Millionen auch für die Infrastruktur
„Die Baukosten werden ein Problem sein, aber im Ostfeld werden wir durch die Skalierung günstiger bauen können, als anderswo“, hofft Stöcklin auf Mengeneffekte durch die Größe des Projekts. Dem prognostizierten Minus von gut 113 Millionen Euro werde einmal eine Infrastruktur aus Straßen, Kindertagesstätten und Schulen gegenüberstehen, die mehr Wert sein werde, als dieser Betrag.
Landwirten droht Enteignung
Kritiker sehen die Lage anders. So fragen sich Landwirte, die im Ostfeld eigene oder gepachtete Flächen bewirtschaften, wie es bei dessen Entwicklung für sie weitergehen soll.
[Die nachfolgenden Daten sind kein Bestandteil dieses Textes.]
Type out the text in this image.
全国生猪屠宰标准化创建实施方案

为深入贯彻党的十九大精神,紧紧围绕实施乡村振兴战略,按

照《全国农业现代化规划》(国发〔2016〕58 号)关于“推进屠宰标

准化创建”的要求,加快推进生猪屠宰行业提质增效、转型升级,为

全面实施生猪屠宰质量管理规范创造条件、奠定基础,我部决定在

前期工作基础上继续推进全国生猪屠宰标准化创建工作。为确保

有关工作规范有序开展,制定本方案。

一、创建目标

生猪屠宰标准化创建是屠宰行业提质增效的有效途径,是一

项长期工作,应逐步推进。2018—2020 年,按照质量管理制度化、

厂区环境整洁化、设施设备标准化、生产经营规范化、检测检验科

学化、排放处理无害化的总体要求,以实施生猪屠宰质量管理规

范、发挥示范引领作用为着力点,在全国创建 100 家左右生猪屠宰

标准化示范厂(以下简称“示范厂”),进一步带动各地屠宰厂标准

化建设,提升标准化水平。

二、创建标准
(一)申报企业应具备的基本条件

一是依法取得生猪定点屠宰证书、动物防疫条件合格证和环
Manche Grundstückseigentümer im Ostfeld würden bei Umsetzung der städtebaulichen Entwicklungsmaßnahme enteignet, sofern sie nicht bereit sind, benötigte Flächen abzugeben. Die Familie Born hat nach eigenen Angaben 12 Euro pro m² in der Erbenheimer Gemarkung sowie 10 Euro pro m² in der Kasteler Gemarkung angeboten bekommen. „Ich kenne niemanden, der Ja gesagt hat“, berichtet Adolf Born.
Für den Familienbetrieb wäre aber vor allem der Verlust bewirtschafteter Flächen ein Problem. „Einfach darauf zu verzichten und zu sagen, wir sparen was ein, funktioniert nicht. An Ersatzflächen glaube ich nicht. Das ist utopisch, dass da was kommt“, findet Sohn Christian Born. Nicht umsonst beteiligen sich die Landwirte an einem der Anträge auf Normenkontrolle.
Kritische Aspekte von Topographie bis US Army
Zumal sie auch zu anderen Aspekten kritische Anmerkungen haben. Beginnend bei den Anforderungen, die die Topografie zwischen Kastel und Fort Biehler mit sich bringt über die Dimension der Brücke, die benötigt würde, um das Wäschbachtal zu überspannen bis hin zu den Flugbewegungen auf dem Airfield der US Army. Dazu kommen Zweifel daran, dass in der Begründung für die städtebauliche Entwicklungsmaßnahme von einer stimmigen Prognose des Bedarfs an zusätzlichen Wohneinheiten ausgegangen wird.
Mit dieser Frage intensiv auseinandergesetzt hat sich auch Philipp Pfefferkorn der Sprecher der Aktionsgemeinschaft „Erhaltet Ostfeld/Kalkofen“. Er macht geltend, dass man sich in dieser Begründung unter anderem auf eine Studie des Darmstädter Instituts Wohnen und Umwelt aus dem Jahr 2017 beruft. Seiner Einschätzung nach sei deren Ergebnis jedoch nicht einmal für das Jahr 2020 stimmig gewesen. Das Institut hatte für Wiesbaden eine Bevölkerungszahl von 290.700 prognostiziert, das in Wiesbaden ansässige Statistische Bundesamt jedoch geht lediglich von 278.609 Personen aus. Allerdings ist im statistischen Jahrbuch der Stadt Wiesbaden ein Wert von 291.160 zu finden.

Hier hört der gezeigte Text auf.